Henry turned to me and said, “Nick, that’s interesting. In the 1950s the children of Phnom Penh used to shout “Francais! Francais!” Then in the 1960s and 70s they shouted “Americains! Americains!” and now they are shouting “Soviets! Soviets!”
What a reflection of continuous outside interference in Cambodia from the West, and control through force, leading to a feeling of impotence and the fight back we then witnessed in the form of the Khmer Rouge.

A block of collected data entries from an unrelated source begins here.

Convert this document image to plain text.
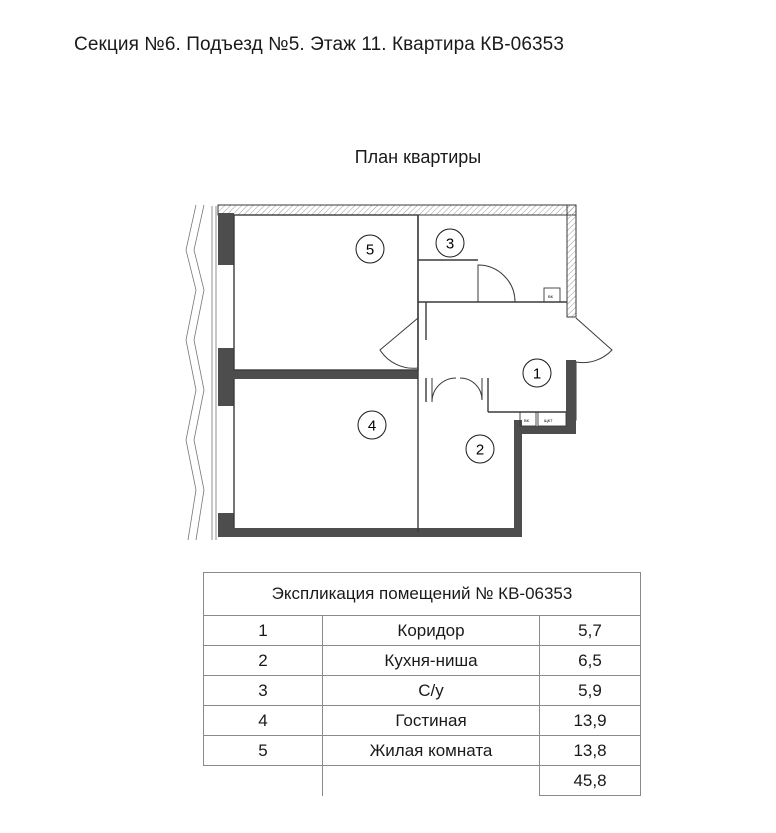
Секция №6. Подъезд №5. Этаж 11. Квартира КВ-06353
План квартиры
ВК
ВК	ЩКТ
1
2
3
4
5
Экспликация помещений № КВ-06353		
1	Коридор	5,7
2	Кухня-ниша	6,5
3	С/у	5,9
4	Гостиная	13,9
5	Жилая комната	13,8
		45,8
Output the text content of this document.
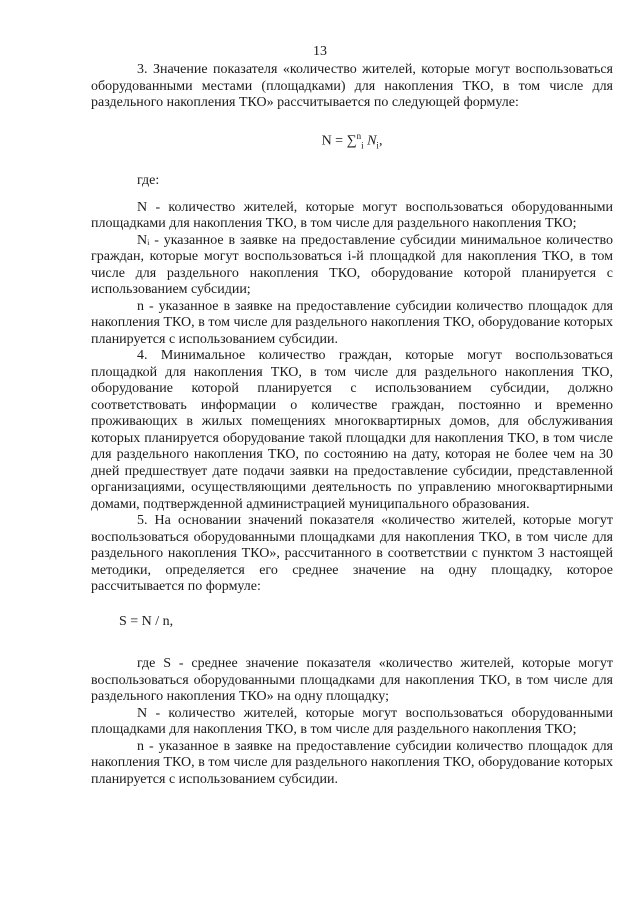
13

3. Значение показателя «количество жителей, которые могут воспользоваться оборудованными местами (площадками) для накопления ТКО, в том числе для раздельного накопления ТКО» рассчитывается по следующей формуле:

N = ∑$^n_i$ $N_i$,

где:

N - количество жителей, которые могут воспользоваться оборудованными площадками для накопления ТКО, в том числе для раздельного накопления ТКО;

Nᵢ - указанное в заявке на предоставление субсидии минимальное количество граждан, которые могут воспользоваться i-й площадкой для накопления ТКО, в том числе для раздельного накопления ТКО, оборудование которой планируется с использованием субсидии;

n - указанное в заявке на предоставление субсидии количество площадок для накопления ТКО, в том числе для раздельного накопления ТКО, оборудование которых планируется с использованием субсидии.

4. Минимальное количество граждан, которые могут воспользоваться площадкой для накопления ТКО, в том числе для раздельного накопления ТКО, оборудование которой планируется с использованием субсидии, должно соответствовать информации о количестве граждан, постоянно и временно проживающих в жилых помещениях многоквартирных домов, для обслуживания которых планируется оборудование такой площадки для накопления ТКО, в том числе для раздельного накопления ТКО, по состоянию на дату, которая не более чем на 30 дней предшествует дате подачи заявки на предоставление субсидии, представленной организациями, осуществляющими деятельность по управлению многоквартирными домами, подтвержденной администрацией муниципального образования.

5. На основании значений показателя «количество жителей, которые могут воспользоваться оборудованными площадками для накопления ТКО, в том числе для раздельного накопления ТКО», рассчитанного в соответствии с пунктом 3 настоящей методики, определяется его среднее значение на одну площадку, которое рассчитывается по формуле:

S = N / n,

где S - среднее значение показателя «количество жителей, которые могут воспользоваться оборудованными площадками для накопления ТКО, в том числе для раздельного накопления ТКО» на одну площадку;

N - количество жителей, которые могут воспользоваться оборудованными площадками для накопления ТКО, в том числе для раздельного накопления ТКО;

n - указанное в заявке на предоставление субсидии количество площадок для накопления ТКО, в том числе для раздельного накопления ТКО, оборудование которых планируется с использованием субсидии.
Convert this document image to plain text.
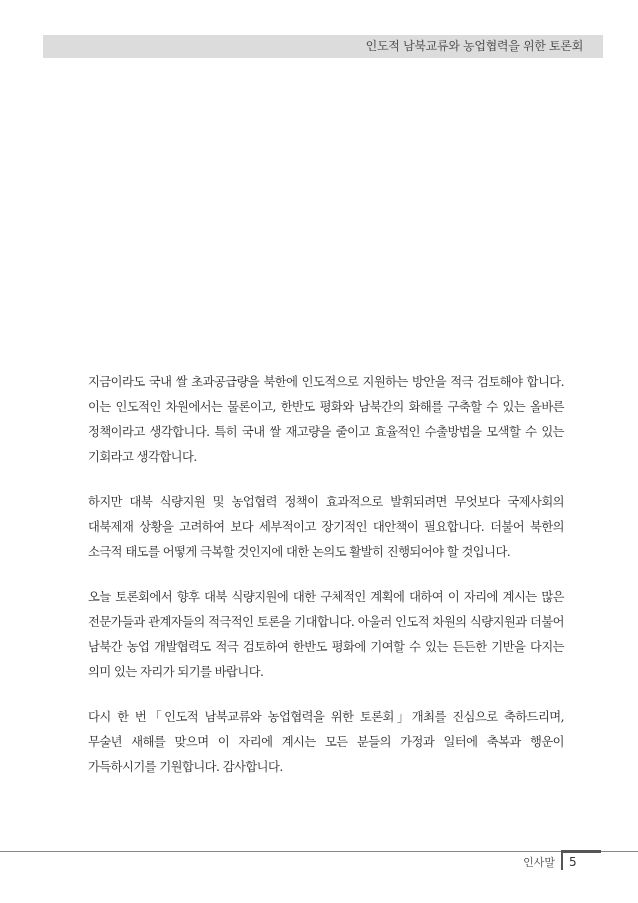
인도적 남북교류와 농업협력을 위한 토론회

지금이라도 국내 쌀 초과공급량을 북한에 인도적으로 지원하는 방안을 적극 검토해야 합니다. 이는 인도적인 차원에서는 물론이고, 한반도 평화와 남북간의 화해를 구축할 수 있는 올바른 정책이라고 생각합니다. 특히 국내 쌀 재고량을 줄이고 효율적인 수출방법을 모색할 수 있는 기회라고 생각합니다.

하지만 대북 식량지원 및 농업협력 정책이 효과적으로 발휘되려면 무엇보다 국제사회의 대북제재 상황을 고려하여 보다 세부적이고 장기적인 대안책이 필요합니다. 더불어 북한의 소극적 태도를 어떻게 극복할 것인지에 대한 논의도 활발히 진행되어야 할 것입니다.

오늘 토론회에서 향후 대북 식량지원에 대한 구체적인 계획에 대하여 이 자리에 계시는 많은 전문가들과 관계자들의 적극적인 토론을 기대합니다. 아울러 인도적 차원의 식량지원과 더불어 남북간 농업 개발협력도 적극 검토하여 한반도 평화에 기여할 수 있는 든든한 기반을 다지는 의미 있는 자리가 되기를 바랍니다.

다시 한 번「인도적 남북교류와 농업협력을 위한 토론회」개최를 진심으로 축하드리며, 무술년 새해를 맞으며 이 자리에 계시는 모든 분들의 가정과 일터에 축복과 행운이 가득하시기를 기원합니다. 감사합니다.

인사말 5
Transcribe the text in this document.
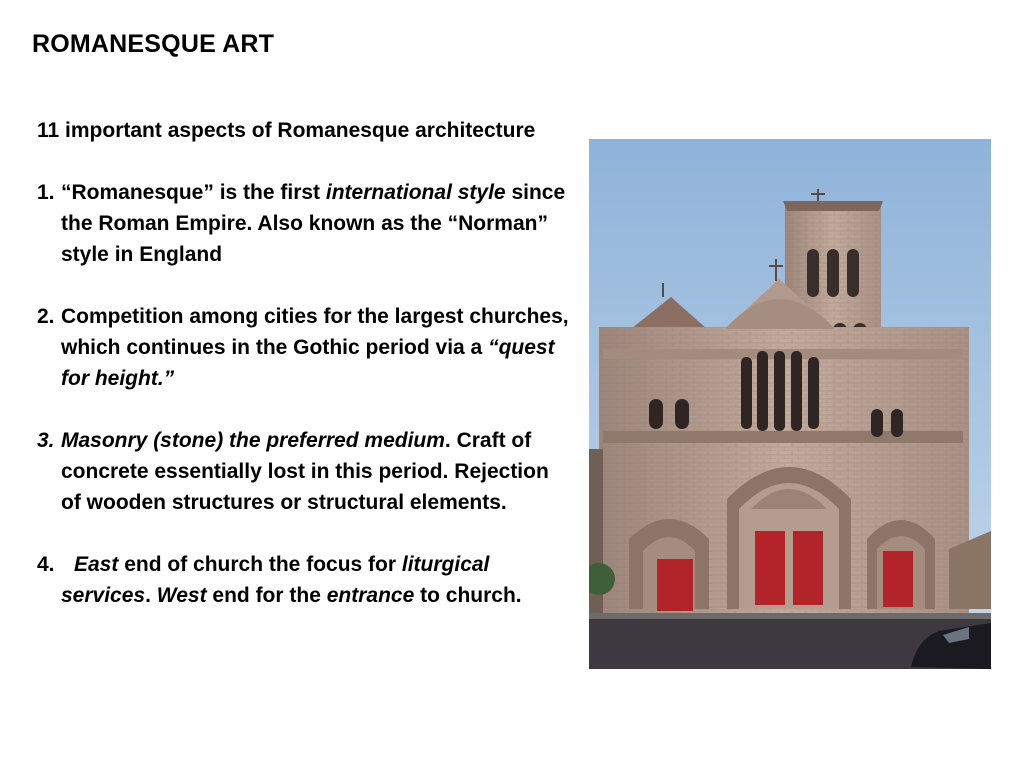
ROMANESQUE ART
11 important aspects of Romanesque architecture
1. “Romanesque” is the first international style since the Roman Empire. Also known as the “Norman” style in England
2. Competition among cities for the largest churches, which continues in the Gothic period via a “quest for height.”
3. Masonry (stone) the preferred medium. Craft of concrete essentially lost in this period. Rejection of wooden structures or structural elements.
4. East end of church the focus for liturgical services. West end for the entrance to church.
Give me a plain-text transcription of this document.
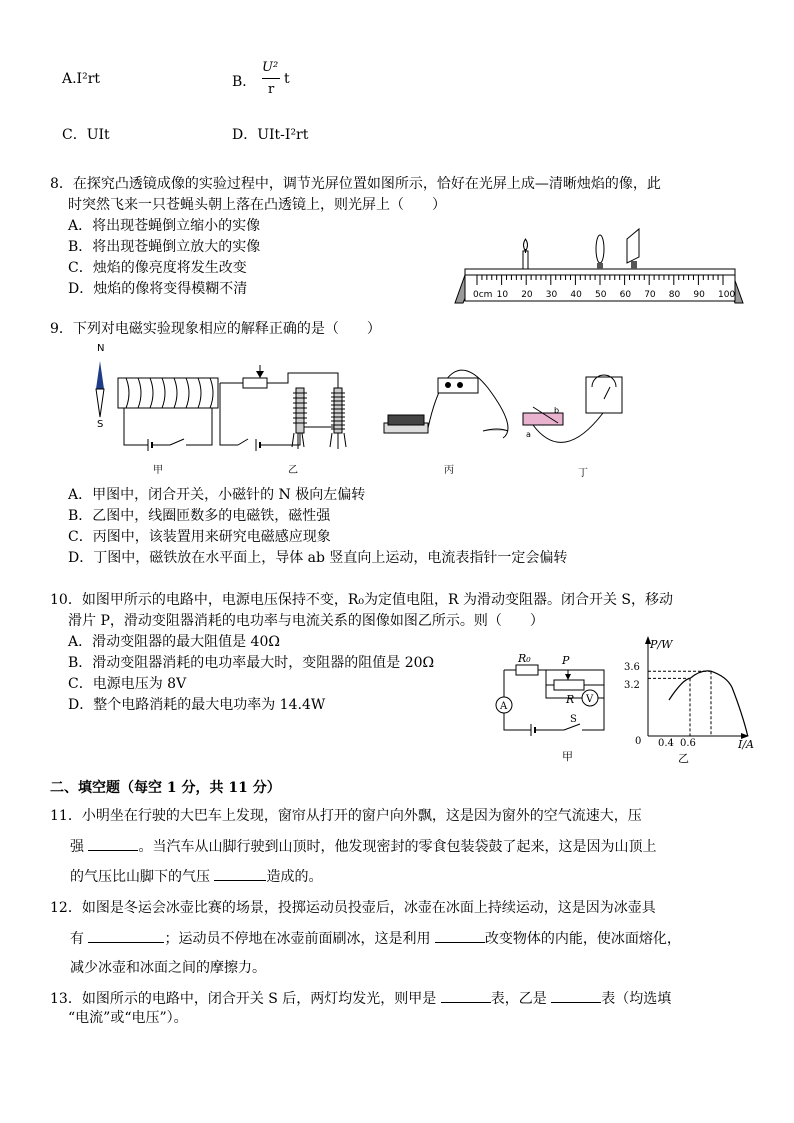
A.I²rt	B．
U²
r
t
C．UIt	D．UIt-I²rt
8．在探究凸透镜成像的实验过程中，调节光屏位置如图所示，恰好在光屏上成—清晰烛焰的像，此
时突然飞来一只苍蝇头朝上落在凸透镜上，则光屏上（　　）
A．将出现苍蝇倒立缩小的实像
B．将出现苍蝇倒立放大的实像
C．烛焰的像亮度将发生改变
D．烛焰的像将变得模糊不清	0cm 10 20 30 40 50 60 70 80 90 100
9．下列对电磁实验现象相应的解释正确的是（　　）
N
S
a
b
甲	乙	丙	丁
A．甲图中，闭合开关，小磁针的 N 极向左偏转
B．乙图中，线圈匝数多的电磁铁，磁性强
C．丙图中，该装置用来研究电磁感应现象
D．丁图中，磁铁放在水平面上，导体 ab 竖直向上运动，电流表指针一定会偏转
10．如图甲所示的电路中，电源电压保持不变，R₀为定值电阻，R 为滑动变阻器。闭合开关 S，移动
滑片 P，滑动变阻器消耗的电功率与电流关系的图像如图乙所示。则（　　）
A．滑动变阻器的最大阻值是 40Ω
B．滑动变阻器消耗的电功率最大时，变阻器的阻值是 20Ω
C．电源电压为 8V
D．整个电路消耗的最大电功率为 14.4W
R₀	P
R
A
V
S
甲
P/W
I/A
3.6
3.2
0.4 0.6
0
乙
二、填空题（每空 1 分，共 11 分）
11．小明坐在行驶的大巴车上发现，窗帘从打开的窗户向外飘，这是因为窗外的空气流速大，压
强	。当汽车从山脚行驶到山顶时，他发现密封的零食包装袋鼓了起来，这是因为山顶上
的气压比山脚下的气压	造成的。
12．如图是冬运会冰壶比赛的场景，投掷运动员投壶后，冰壶在冰面上持续运动，这是因为冰壶具
有	；运动员不停地在冰壶前面刷冰，这是利用	改变物体的内能，使冰面熔化，
减少冰壶和冰面之间的摩擦力。
13．如图所示的电路中，闭合开关 S 后，两灯均发光，则甲是	表，乙是	表（均选填
“电流”或“电压”）。
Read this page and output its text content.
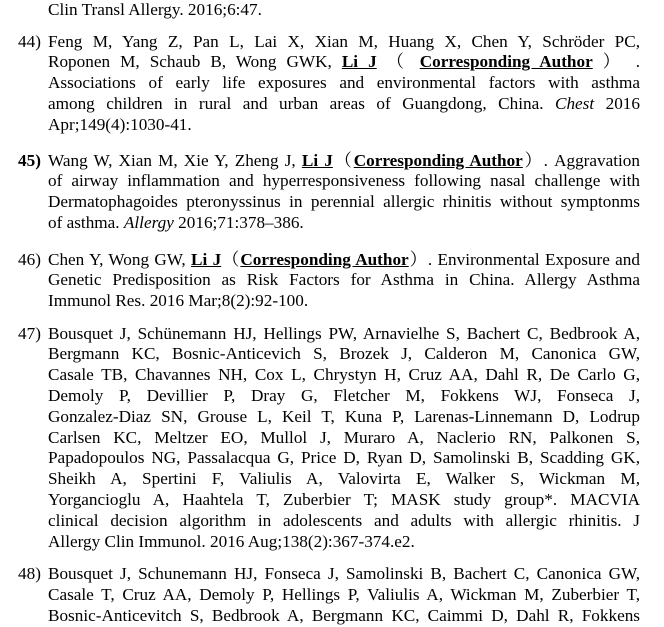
Clin Transl Allergy. 2016;6:47.
44) Feng M, Yang Z, Pan L, Lai X, Xian M, Huang X, Chen Y, Schröder PC,
Roponen M, Schaub B, Wong GWK, Li J （ Corresponding Author ） .
Associations of early life exposures and environmental factors with asthma
among children in rural and urban areas of Guangdong, China. Chest 2016
Apr;149(4):1030-41.
45) Wang W, Xian M, Xie Y, Zheng J, Li J（Corresponding Author）. Aggravation
of airway inflammation and hyperresponsiveness following nasal challenge with
Dermatophagoides pteronyssinus in perennial allergic rhinitis without symptonms
of asthma. Allergy 2016;71:378–386.
46) Chen Y, Wong GW, Li J（Corresponding Author）. Environmental Exposure and
Genetic Predisposition as Risk Factors for Asthma in China. Allergy Asthma
Immunol Res. 2016 Mar;8(2):92-100.
47) Bousquet J, Schünemann HJ, Hellings PW, Arnavielhe S, Bachert C, Bedbrook A,
Bergmann KC, Bosnic-Anticevich S, Brozek J, Calderon M, Canonica GW,
Casale TB, Chavannes NH, Cox L, Chrystyn H, Cruz AA, Dahl R, De Carlo G,
Demoly P, Devillier P, Dray G, Fletcher M, Fokkens WJ, Fonseca J,
Gonzalez-Diaz SN, Grouse L, Keil T, Kuna P, Larenas-Linnemann D, Lodrup
Carlsen KC, Meltzer EO, Mullol J, Muraro A, Naclerio RN, Palkonen S,
Papadopoulos NG, Passalacqua G, Price D, Ryan D, Samolinski B, Scadding GK,
Sheikh A, Spertini F, Valiulis A, Valovirta E, Walker S, Wickman M,
Yorgancioglu A, Haahtela T, Zuberbier T; MASK study group*. MACVIA
clinical decision algorithm in adolescents and adults with allergic rhinitis. J
Allergy Clin Immunol. 2016 Aug;138(2):367-374.e2.
48) Bousquet J, Schunemann HJ, Fonseca J, Samolinski B, Bachert C, Canonica GW,
Casale T, Cruz AA, Demoly P, Hellings P, Valiulis A, Wickman M, Zuberbier T,
Bosnic-Anticevitch S, Bedbrook A, Bergmann KC, Caimmi D, Dahl R, Fokkens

And now here again, conflict in Iraq and Syria and poverty leading to the migrant crisis and a sense of impotence by young men, seem to be ingredients out of which these ghastly atrocities in Paris have occurred.
So what to do?
If I am right then to face conflict with yet more conflict cannot and must not be the answer. This will surely be playing into the hands of Isis. And anyway, there seems to be an assumption that Isis has a headquarters in Syria, whereas it is more likely that it is a diffuse organisation led through the internet with followers in many different countries
Engagement, whether at a political, diplomatic or civil society level has got to be the way forward. But that is not easily a solution to which we in Marlborough can contribute.
But in our own society, what are we doing to engage with people who are of different faiths and cultures and thus understand their feelings – possibly of alienation?
What are we doing to recognise the importance of identity and appreciate that for many people in our society whether first, second or third generation immigrants there is a struggle in understanding one’s identity? Am I black, white, Caribbean, African, Indian, British, Sikh, Christian, Muslim? And this struggle in itself can lead to despair and conflict.
Of one thing I am clear in considering the events of Friday, 13 November. This was not an Islamic reaction. It had nothing to do with Islam. We in Marlborough have had the opportunity over 33 years to engage with Muslims in our link community of Gunjur and here in Marlborough in the days when we were able to get visas for friends to come over.
You should have heard the reactions to the suggestion that what happened on 9/11 was done in the name of Islam! And I am daily receiving e-mails from Muslim friends in Gunjur now outraged by the actions of Isis supposedly in the name of Islam and the impact these actions are having on the rise of Islamophobia around the world.
We have met with extraordinary generosity and kindness from our Muslim friends and colleagues in Gunjur and witnessed a social wealth that has to a large extent disappeared in our society.
When I am in Gunjur in a week’s time I will be sitting down with friends there and asking the question “Why do you think the world is in such turmoil?” and “What do you think we, from Gunjur and Marlborough, can and should do about it?” I’ll report back.